Sarah gave the example of a pair of jeans – a quality pair of jeans (with denim made from cotton) can cost close to $100.
"We don't get paid anywhere near that cost, though," explains Sarah, explaining that while cotton items aren't always cheap, it doesn't mean farmers are being paid for their efforts in producing the crop. "What we get is pennies on the dollar."
The disproportional market value offered to cotton farmers isn't the only series of set-backs the Fulfords have had to face in recent years when it comes to making a living off their land.
For the last three years, the weather and its series of hurricanes have hit the Fulford farms hard.
"The last three years, we've really been affected by the hurricanes, and last year was worse than the previous two," says Ernest.
While their farm lay directly in the path of Hurricane Irma, Hurricane Michael hit at a crucial time in cotton development.
"The cotton was ready to harvest, it was open and fluffed out," says Ernest. "The previous two years, the cotton wasn't opened yet. So they affected us, but it didn't blow it out as bad as Michael."
The winds from Hurricane Michael ripped the soft cotton apart, and throughout 2018, their fields also received a lot of rain during the cotton season, leading up to the hurricane.
While vast technological advances have been made in the farming industry, much of the business still remains at the whim of the weather.
Too little rain during the beginning of the season prevents good cotton growth and causes a "bad stand" in the soil, which causes issues all year long.
Meanwhile, too much rain can lower the quality of the cotton and yield of the cotton, resulting in a lower fetch at market.
While they were plagued with an abundance of rain in 2018, this year's lengthy period of dry weather has brought Florida to the verge of a drought that approaches a national disaster – a setback for farmers around the state, including the Fulfords.

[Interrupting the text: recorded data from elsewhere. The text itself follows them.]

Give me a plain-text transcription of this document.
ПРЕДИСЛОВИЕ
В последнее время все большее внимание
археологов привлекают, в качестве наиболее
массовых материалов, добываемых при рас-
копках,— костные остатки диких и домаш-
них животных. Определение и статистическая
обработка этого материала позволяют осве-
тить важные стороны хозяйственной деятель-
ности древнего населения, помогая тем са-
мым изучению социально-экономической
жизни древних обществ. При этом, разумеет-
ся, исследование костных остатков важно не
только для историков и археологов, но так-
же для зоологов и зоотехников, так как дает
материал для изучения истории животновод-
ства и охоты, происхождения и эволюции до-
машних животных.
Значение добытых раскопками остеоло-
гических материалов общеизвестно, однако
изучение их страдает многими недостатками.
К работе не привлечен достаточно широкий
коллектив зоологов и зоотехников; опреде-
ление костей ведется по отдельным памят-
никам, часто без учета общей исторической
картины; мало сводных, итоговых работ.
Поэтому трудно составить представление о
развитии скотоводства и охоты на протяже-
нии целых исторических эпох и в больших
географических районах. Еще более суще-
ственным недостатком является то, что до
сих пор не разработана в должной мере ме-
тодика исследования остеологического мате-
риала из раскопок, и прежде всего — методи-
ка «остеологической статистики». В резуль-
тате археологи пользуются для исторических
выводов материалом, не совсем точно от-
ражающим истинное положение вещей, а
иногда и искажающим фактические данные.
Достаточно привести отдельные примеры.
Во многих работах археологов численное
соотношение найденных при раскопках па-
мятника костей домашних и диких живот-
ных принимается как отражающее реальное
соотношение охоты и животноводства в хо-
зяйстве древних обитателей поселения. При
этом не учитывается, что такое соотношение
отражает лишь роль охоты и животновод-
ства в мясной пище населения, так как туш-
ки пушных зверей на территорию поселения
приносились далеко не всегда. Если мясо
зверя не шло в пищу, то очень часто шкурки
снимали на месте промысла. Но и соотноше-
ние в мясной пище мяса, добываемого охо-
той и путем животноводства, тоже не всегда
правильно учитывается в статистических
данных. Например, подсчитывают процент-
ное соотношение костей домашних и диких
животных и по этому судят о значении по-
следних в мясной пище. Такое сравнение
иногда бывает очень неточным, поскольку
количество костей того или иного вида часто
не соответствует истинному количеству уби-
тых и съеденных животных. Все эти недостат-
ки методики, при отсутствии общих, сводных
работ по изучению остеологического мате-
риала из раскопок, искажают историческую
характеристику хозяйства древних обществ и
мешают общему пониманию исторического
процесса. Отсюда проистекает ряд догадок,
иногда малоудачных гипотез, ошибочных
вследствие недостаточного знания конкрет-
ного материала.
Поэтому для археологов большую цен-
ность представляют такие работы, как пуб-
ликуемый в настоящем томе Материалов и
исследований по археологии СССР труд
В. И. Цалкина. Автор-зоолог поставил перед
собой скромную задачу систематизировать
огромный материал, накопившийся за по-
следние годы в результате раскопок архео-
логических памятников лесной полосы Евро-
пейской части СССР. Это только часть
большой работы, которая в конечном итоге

"[Florida was] almost at a point where we could be declared in a federal disaster," explains Ernest.
Right now, while harvesting, Ernest says the family and their farmhands are busy keeping equipment in operation and getting prepared to harvest the fluffy white pods of cotton that have popped open in the 1,200 acres of cotton fields.

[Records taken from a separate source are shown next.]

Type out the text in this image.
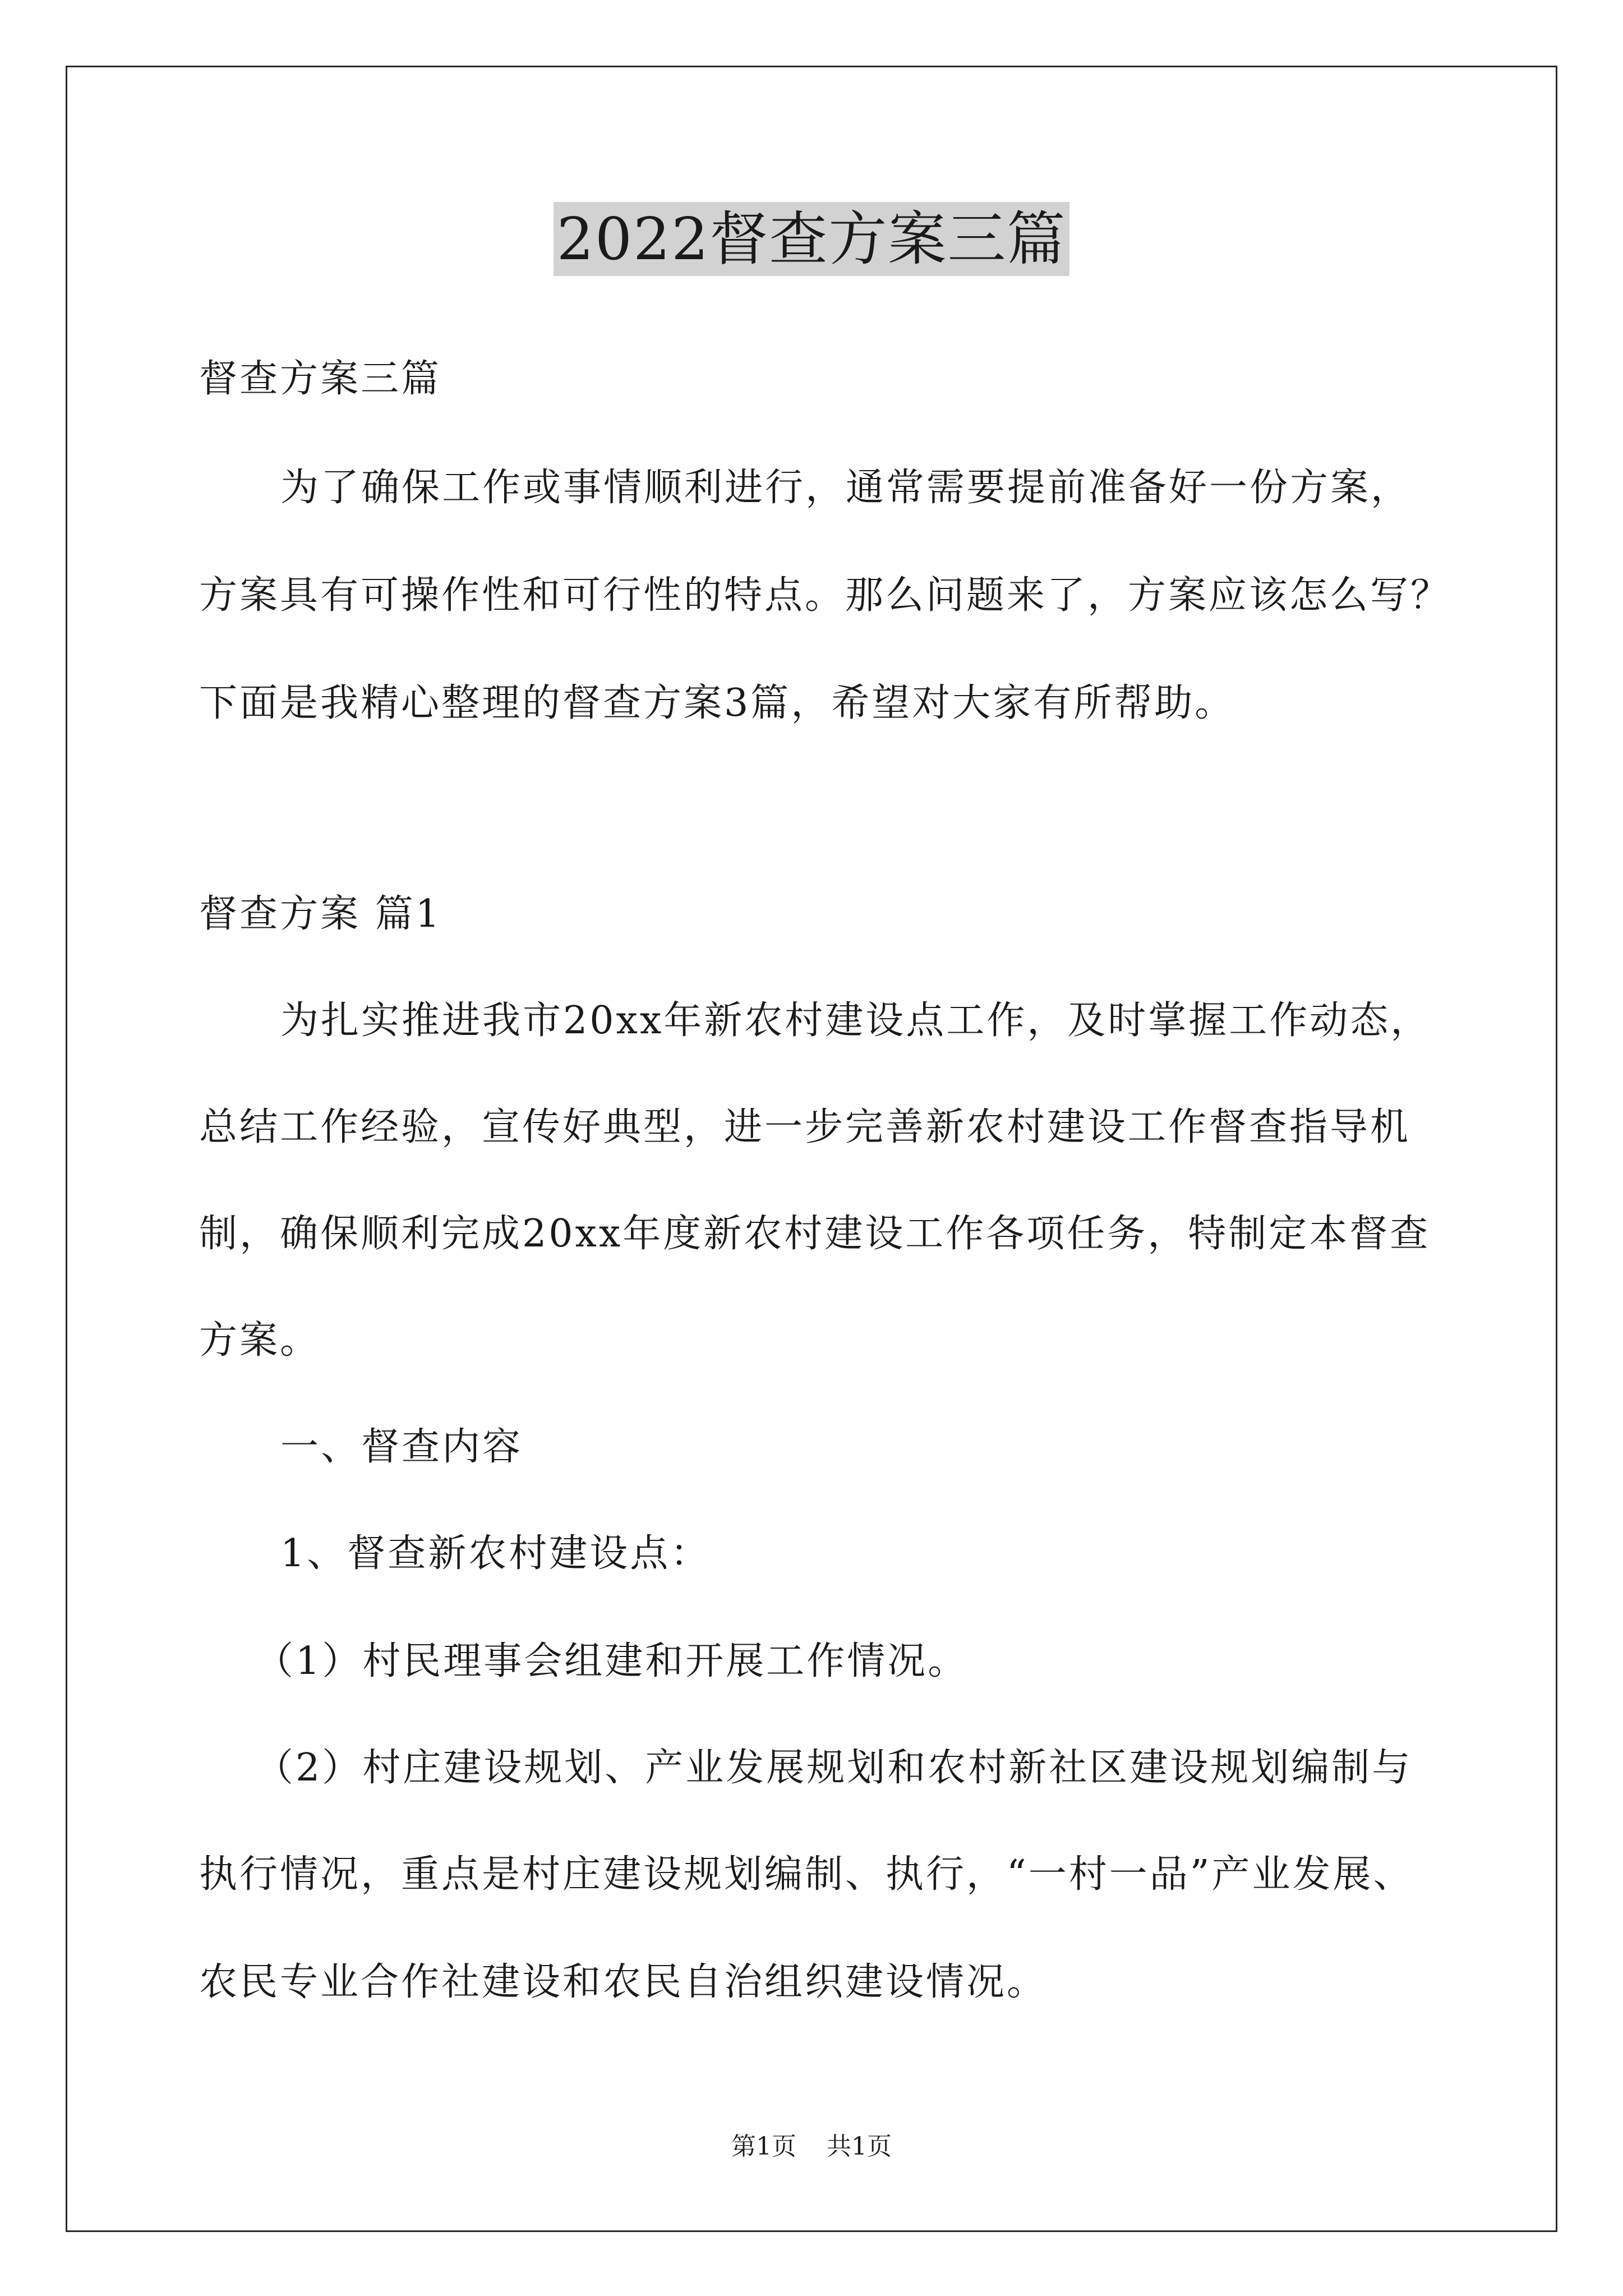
2022督查方案三篇
督查方案三篇
为了确保工作或事情顺利进行，通常需要提前准备好一份方案，
方案具有可操作性和可行性的特点。那么问题来了，方案应该怎么写？
下面是我精心整理的督查方案3篇，希望对大家有所帮助。
督查方案 篇1
为扎实推进我市20xx年新农村建设点工作，及时掌握工作动态，
总结工作经验，宣传好典型，进一步完善新农村建设工作督查指导机
制，确保顺利完成20xx年度新农村建设工作各项任务，特制定本督查
方案。
一、督查内容
1、督查新农村建设点：
（1）村民理事会组建和开展工作情况。
（2）村庄建设规划、产业发展规划和农村新社区建设规划编制与
执行情况，重点是村庄建设规划编制、执行，“一村一品”产业发展、
农民专业合作社建设和农民自治组织建设情况。
第1页 共1页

"If the weather will only dry out a little bit," he adds.
Sarah is also busy finding new ways for the family to make income through the creation of cotton wreaths and selling stock for their family farm.
While farming comes with good years and bad years, Ernest says the joy of seeing his children run amongst his family's fields, enjoying the farm he grew up in, satisfies him.
"We wouldn't be where we are or have the things we have if farming wasn't a way of life for us," says Sarah. We can't imagine raising our kids anywhere else but the farm."
Ernest agrees, adding: "I don't think I would do anything different. It's a business as well, but you have to love it."
While Ernest grew up in Jefferson County on his father and grandfather's farm and attended Aucilla Christian Academy (graduating in 1987), Sarah grew up surrounded by city life in Elkhart, Ind.
After moving to Florida as an adult, Sarah ended up meeting Ernest and eventually marrying the Jefferson County farm boy – although she laughs that she had no experience whatsoever with farm life herself.
"Now, I can't imagine living anywhere else," she adds.
While the family has been through hurricanes, drought, a life-altering illness and farm accident, making for an uncertain future, the Fulfords continue to raise their children on the land of their fathers – filling fields with cotton and peanuts and staying positive.